Largement inspiré d’une taverne grecque, la deuxième entreprise du créateur de mode français Simon Porte Jacquemus et Kaspia Caviar, Oursin se présente avec des alcôves en pierre blanche lisse remplies de vases en céramique colorés et un arbre dont les branches s’enroulent autour des tuyaux en argent qui rampent le long du plafond de la boutique.

Le temps s’écoule au fur et à mesure que la douce lumière du soleil filtre à travers les immenses fenêtres, et les clients se mettent à déguster les plats du chef Erica Archambault (auparavant à Septime) comme les salades de homard arrosées de caviar et de pieuvre grillée ou le rouget noir cru mariné dans du citron, de l’huile d’olive, de la menthe, de la coriandre et de l’oignon rouge.

Lieu idéal pour faire le plein d’esprit méditerranéen en plein hiver, Oursin accueille les chalands en quête d’options légères mais appétissantes, rares sur les Champs Elysées.

Oursin - 60 Avenue des Champs-Élysées, 75008 Paris

 

Maison de Sota Atsumi, l’ode à la France – Rencontre avec le raffinement japonais

Après le succès inégalé du Clown Bar où il a pris la direction des opérations, Sota Atsumi a décidé de s’aventurer seul avec le restaurant Maison. Niché dans une ruelle du 11ème arrondissement, son nouvel emplacement a la forme d’une maison avec un toit à pignon. À l’intérieur, les murs carrelés en terre cuite du sol au plafond loufoques, servent d’indice au style de cuisine tranquillement rebelle de Sota.

Le chef japonais, qui a travaillé aux côtés de chefs étoilés comme Michel Troisgros et Joël Robuchon, s’est depuis fait connaître par ses combinaisons de produits de base français et de saveurs venues d’ailleurs. Réputé pour ses pithiviers de canard, un feuilleté copieux rempli de magret de canard et de foie gras accompagné d’une purée de dattes et de yuzu, c’est l’un des plats les plus vendus de la Maison (réservez le vôtre lors de la réservation de votre table si vous ne voulez pas le manquer).

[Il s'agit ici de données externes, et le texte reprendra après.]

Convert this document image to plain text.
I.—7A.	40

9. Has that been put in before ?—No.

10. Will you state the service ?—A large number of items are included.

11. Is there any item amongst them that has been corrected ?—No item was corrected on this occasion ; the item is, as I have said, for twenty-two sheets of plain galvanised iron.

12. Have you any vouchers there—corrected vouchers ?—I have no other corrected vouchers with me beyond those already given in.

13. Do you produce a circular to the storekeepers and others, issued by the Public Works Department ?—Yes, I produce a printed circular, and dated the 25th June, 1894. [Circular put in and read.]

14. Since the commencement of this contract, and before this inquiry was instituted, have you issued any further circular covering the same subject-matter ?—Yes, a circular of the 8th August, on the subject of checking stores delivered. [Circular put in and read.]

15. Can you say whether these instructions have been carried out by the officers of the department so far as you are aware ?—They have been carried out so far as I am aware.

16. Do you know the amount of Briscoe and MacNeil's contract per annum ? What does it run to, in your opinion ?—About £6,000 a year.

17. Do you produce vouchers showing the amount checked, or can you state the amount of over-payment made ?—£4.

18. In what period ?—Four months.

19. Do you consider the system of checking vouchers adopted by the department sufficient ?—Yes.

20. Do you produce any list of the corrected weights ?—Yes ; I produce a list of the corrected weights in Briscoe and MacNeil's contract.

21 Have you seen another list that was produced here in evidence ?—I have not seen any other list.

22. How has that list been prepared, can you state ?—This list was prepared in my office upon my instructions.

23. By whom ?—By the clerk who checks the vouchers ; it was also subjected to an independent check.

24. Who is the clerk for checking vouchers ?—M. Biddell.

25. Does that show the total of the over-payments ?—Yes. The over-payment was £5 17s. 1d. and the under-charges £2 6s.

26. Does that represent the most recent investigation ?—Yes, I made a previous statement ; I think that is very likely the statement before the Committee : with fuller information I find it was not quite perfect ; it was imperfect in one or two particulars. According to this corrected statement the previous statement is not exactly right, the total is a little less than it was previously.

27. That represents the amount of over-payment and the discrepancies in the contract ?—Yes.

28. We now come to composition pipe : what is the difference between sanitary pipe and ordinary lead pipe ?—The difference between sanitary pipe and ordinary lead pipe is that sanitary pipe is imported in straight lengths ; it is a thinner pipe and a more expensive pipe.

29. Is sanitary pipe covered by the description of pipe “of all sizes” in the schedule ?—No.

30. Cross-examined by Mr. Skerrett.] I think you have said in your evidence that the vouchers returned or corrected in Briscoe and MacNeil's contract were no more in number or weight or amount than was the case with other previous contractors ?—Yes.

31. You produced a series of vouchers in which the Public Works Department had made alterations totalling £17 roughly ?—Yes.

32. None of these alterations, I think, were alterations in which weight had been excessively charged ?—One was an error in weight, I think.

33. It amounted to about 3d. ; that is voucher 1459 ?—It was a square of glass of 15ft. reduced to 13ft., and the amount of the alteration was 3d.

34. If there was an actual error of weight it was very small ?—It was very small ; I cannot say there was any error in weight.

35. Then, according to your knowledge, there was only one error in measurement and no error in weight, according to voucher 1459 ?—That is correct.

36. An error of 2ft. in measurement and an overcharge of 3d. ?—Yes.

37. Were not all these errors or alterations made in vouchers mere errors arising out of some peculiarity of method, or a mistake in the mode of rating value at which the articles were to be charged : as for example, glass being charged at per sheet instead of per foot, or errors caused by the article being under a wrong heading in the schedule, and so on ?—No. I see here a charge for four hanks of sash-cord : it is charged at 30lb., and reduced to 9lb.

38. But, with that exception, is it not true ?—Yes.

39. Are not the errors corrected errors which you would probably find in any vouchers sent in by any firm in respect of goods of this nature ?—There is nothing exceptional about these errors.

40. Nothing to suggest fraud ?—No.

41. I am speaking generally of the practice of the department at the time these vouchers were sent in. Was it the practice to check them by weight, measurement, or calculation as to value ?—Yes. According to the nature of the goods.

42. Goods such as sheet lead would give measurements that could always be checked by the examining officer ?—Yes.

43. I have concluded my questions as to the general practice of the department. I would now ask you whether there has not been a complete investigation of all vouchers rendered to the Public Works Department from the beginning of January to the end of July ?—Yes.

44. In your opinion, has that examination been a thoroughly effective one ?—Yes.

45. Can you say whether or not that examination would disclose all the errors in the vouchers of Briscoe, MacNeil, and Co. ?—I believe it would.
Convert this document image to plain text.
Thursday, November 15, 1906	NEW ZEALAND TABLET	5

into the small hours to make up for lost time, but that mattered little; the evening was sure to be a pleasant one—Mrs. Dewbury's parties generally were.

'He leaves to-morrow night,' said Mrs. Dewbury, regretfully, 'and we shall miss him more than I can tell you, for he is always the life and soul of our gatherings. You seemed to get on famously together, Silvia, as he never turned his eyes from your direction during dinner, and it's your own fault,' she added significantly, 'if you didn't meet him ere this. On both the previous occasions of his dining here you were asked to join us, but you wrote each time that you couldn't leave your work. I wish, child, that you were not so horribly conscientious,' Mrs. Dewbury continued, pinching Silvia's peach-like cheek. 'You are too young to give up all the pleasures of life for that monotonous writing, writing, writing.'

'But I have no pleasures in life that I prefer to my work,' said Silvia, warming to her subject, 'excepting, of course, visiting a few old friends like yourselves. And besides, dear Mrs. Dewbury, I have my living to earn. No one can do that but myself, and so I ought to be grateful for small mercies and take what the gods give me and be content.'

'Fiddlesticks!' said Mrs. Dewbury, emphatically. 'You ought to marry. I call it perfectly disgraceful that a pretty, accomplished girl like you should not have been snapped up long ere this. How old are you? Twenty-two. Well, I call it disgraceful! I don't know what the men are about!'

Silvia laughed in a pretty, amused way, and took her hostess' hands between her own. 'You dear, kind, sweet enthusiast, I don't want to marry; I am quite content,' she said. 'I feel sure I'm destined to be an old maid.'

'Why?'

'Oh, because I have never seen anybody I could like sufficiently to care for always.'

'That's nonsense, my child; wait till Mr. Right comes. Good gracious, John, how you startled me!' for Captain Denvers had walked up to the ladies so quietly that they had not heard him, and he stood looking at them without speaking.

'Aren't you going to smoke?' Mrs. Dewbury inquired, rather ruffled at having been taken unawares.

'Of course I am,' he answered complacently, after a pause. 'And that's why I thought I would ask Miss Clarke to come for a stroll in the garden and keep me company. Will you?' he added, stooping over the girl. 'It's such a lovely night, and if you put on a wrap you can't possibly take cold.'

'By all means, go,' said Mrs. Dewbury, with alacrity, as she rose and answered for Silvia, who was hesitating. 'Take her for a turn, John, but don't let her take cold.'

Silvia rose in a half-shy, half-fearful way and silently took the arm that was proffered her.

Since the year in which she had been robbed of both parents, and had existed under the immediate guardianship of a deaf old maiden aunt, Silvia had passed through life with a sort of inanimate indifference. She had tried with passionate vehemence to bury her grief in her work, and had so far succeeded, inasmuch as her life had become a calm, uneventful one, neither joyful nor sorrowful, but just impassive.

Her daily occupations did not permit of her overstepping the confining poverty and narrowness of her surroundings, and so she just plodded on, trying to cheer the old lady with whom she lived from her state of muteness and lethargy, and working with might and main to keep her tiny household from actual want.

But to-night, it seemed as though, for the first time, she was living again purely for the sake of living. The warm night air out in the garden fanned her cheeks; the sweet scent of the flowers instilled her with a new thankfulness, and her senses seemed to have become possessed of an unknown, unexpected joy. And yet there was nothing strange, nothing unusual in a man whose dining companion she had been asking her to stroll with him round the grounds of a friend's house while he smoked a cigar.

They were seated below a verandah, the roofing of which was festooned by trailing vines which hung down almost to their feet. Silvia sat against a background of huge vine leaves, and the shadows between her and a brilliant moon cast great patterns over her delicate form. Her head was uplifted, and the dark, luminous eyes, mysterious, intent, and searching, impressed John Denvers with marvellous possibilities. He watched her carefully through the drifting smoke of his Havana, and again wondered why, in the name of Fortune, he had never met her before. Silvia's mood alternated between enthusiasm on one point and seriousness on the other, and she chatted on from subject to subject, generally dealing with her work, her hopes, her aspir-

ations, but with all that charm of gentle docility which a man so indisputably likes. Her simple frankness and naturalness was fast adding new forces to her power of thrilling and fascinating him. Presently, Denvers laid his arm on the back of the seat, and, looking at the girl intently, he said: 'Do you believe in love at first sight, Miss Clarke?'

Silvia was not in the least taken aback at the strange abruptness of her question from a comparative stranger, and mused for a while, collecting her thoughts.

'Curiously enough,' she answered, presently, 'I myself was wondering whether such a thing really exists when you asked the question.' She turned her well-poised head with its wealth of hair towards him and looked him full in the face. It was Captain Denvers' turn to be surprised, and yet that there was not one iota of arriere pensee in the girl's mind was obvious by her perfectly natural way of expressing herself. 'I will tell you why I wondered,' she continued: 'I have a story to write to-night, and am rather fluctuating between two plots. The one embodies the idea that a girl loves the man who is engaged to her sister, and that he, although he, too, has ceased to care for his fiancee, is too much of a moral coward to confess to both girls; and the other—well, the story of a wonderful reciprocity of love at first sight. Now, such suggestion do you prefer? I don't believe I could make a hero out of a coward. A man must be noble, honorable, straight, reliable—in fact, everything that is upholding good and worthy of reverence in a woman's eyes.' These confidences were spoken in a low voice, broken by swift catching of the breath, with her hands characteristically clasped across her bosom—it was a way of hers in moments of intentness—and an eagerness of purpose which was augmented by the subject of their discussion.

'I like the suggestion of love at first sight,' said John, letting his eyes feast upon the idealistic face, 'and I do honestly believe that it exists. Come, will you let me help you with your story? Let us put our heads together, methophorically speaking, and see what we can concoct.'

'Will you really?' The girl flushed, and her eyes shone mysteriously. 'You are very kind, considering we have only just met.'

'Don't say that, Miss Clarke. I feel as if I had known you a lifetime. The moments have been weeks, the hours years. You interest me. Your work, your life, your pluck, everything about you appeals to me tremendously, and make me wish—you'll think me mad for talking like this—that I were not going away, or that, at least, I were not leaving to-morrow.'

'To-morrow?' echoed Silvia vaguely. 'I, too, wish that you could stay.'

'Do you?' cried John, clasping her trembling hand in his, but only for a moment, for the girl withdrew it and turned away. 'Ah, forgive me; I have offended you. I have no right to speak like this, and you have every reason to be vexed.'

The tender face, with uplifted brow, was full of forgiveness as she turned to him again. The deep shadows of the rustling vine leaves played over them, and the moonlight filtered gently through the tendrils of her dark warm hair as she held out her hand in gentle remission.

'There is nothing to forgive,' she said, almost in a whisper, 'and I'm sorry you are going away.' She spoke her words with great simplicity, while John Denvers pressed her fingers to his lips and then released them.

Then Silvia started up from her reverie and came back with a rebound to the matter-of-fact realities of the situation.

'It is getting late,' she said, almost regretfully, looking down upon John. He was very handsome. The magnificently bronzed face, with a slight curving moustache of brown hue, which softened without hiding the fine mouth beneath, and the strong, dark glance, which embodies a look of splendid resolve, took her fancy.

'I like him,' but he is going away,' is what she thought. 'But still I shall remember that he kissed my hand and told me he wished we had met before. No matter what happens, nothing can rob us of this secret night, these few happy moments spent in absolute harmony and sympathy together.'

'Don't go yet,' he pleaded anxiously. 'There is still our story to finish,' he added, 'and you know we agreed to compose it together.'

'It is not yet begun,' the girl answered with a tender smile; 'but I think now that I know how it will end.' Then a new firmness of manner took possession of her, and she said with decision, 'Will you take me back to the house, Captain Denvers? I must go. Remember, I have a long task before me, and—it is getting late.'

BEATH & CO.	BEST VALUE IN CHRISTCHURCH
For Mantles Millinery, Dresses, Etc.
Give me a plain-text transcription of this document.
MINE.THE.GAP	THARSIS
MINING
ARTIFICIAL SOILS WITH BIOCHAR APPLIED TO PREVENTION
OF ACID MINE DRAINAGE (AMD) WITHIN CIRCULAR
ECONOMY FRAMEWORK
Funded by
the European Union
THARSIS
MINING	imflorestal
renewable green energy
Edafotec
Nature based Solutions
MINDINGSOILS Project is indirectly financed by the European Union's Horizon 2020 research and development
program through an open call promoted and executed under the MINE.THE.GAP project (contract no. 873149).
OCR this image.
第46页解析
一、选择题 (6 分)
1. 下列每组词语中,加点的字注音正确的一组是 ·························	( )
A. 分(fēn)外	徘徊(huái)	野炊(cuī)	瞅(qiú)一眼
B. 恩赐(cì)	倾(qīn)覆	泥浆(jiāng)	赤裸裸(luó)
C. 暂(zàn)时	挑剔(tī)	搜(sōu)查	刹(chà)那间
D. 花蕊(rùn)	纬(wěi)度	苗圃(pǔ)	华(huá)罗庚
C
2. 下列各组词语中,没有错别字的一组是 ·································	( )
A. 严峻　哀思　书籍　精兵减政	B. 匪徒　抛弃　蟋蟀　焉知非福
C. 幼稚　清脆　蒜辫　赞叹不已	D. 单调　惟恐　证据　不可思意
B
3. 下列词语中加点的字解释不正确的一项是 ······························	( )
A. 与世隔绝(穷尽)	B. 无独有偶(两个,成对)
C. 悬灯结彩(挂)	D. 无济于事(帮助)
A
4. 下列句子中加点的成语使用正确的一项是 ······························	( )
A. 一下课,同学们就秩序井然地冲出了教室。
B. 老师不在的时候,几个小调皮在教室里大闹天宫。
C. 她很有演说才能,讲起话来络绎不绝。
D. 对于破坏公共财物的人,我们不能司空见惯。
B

Cependant, les clients qui choisissent d’autres plats dans le menu ne seront pas déçus. A la carte, vous pourrez essayer les cuisses de grenouilles, servies poêlées et charnues, et la truite Banka, moelleuse, avec salicornes et céleri-rave. De même, le menu dégustation de sept plats avec une entrée de pétoncles et d’oursins et une longe de porc des spécialistes de la ferme Clavisy est alléchant. Pour le dessert, commandez l’assemblage de petits bols et d’assiettes de délicats litchis, de soupe au yaourt et au shiso, de chocolat et de caramel à la crème.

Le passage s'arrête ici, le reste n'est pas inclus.